What was the biggest mishap you ever encountered when brewing? (bottle bombs, broken equipment, big messes, etc.)
I’ve had all manner of mishaps over the years. From leaving the valve open on my keggle during lautering and losing about a gallon of the first runnings, to having the bottom of a case of bottled beer tear open and nearly every bottle exploding on the tile floor. But the biggest disaster I can recall was when I had a carboy of an American Blonde Ale fermenting in a swamp cooler and had a power outage while I was at work. With no electricity, the fan I had set up blow on the tee-shirt covered carboy had no chance to use the power of evaporative cooling to keep the beer at acceptable temperatures. It just happened to be an unseasonably hot day and even with the thermal load of the water in the swamp cooler, the temperature of the beer rose into the upper 80s. When I got home from work, I discovered the power outage and tried to bring the temperature down with ice in the swamp cooler. Because of the spike in temps the beer finished fermenting in 3 days and had a strong solvent and banana flavor. To make it somewhat drinkable, I had to dose each bottle with fruit extract to mask the solvent-like flavor. Even then it was barely tolerable.

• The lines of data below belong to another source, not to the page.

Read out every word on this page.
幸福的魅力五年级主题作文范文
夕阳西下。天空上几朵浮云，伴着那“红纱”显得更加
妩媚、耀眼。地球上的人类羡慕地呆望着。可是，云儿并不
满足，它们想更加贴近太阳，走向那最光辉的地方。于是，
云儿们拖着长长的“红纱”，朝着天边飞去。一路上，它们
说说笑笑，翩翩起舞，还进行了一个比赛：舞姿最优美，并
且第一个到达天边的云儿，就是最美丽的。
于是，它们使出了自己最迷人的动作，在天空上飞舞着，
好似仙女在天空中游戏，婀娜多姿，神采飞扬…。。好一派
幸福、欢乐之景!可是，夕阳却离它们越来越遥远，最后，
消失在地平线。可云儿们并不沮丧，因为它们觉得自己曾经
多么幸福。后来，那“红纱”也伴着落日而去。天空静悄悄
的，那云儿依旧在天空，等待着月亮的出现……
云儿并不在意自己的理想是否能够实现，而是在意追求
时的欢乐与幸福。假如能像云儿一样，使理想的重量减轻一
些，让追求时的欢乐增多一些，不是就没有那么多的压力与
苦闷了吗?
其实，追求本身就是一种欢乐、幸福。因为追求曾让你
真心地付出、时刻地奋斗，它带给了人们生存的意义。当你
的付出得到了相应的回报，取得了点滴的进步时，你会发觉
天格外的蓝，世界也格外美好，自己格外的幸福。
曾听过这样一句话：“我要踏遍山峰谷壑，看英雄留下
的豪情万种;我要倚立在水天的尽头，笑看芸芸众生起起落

What has been your biggest success as a homebrewer?
While winning two gold medals at the 1776 club contest is great validation, I find even more joy in having friends and family ask if I can brew a batch just for them. Of course, all I ask is they help on brew day for payment.
What is your favorite part of brewing your own beer?
I enjoy the ability to make beer styles that are hard or impossible to find in stores. Being able to have a beer like an English Brown Porter or a Scottish 70 Shilling any time I want without having to face the risk of a poorly handled and oxidized import is one of my favorite parts of this hobby.
Do you have any other stories, facts, or information about yourself you would like to share with the club?
I just completed a project to make the brew day easier and less physically taxing. The plan was make a tool for safely moving a full carboy into my dedicated fermentation fridge and back out after fermentation without having to hoist the carboy and risk sloshing the fermented and conditioned beer or worse, dropping a full carboy.
I designed a four-wheeled dolly at the same height as the platform inside my fermentation fridge. As I worked out the details, the project grew from being a way to transport the full carboy into and out of the fridge to also include the ability to move the kettle full of chilled wort from my brew stand into the garage for racking into the carboy. The dolly works perfectly and makes the day completely pain free. It’s also much safer, in that I no longer have to penguin walk across the garage with the carboy in a brew hauler between my knees. The only modification I can see making to this would be to add a push-pull arm like a pallet jack.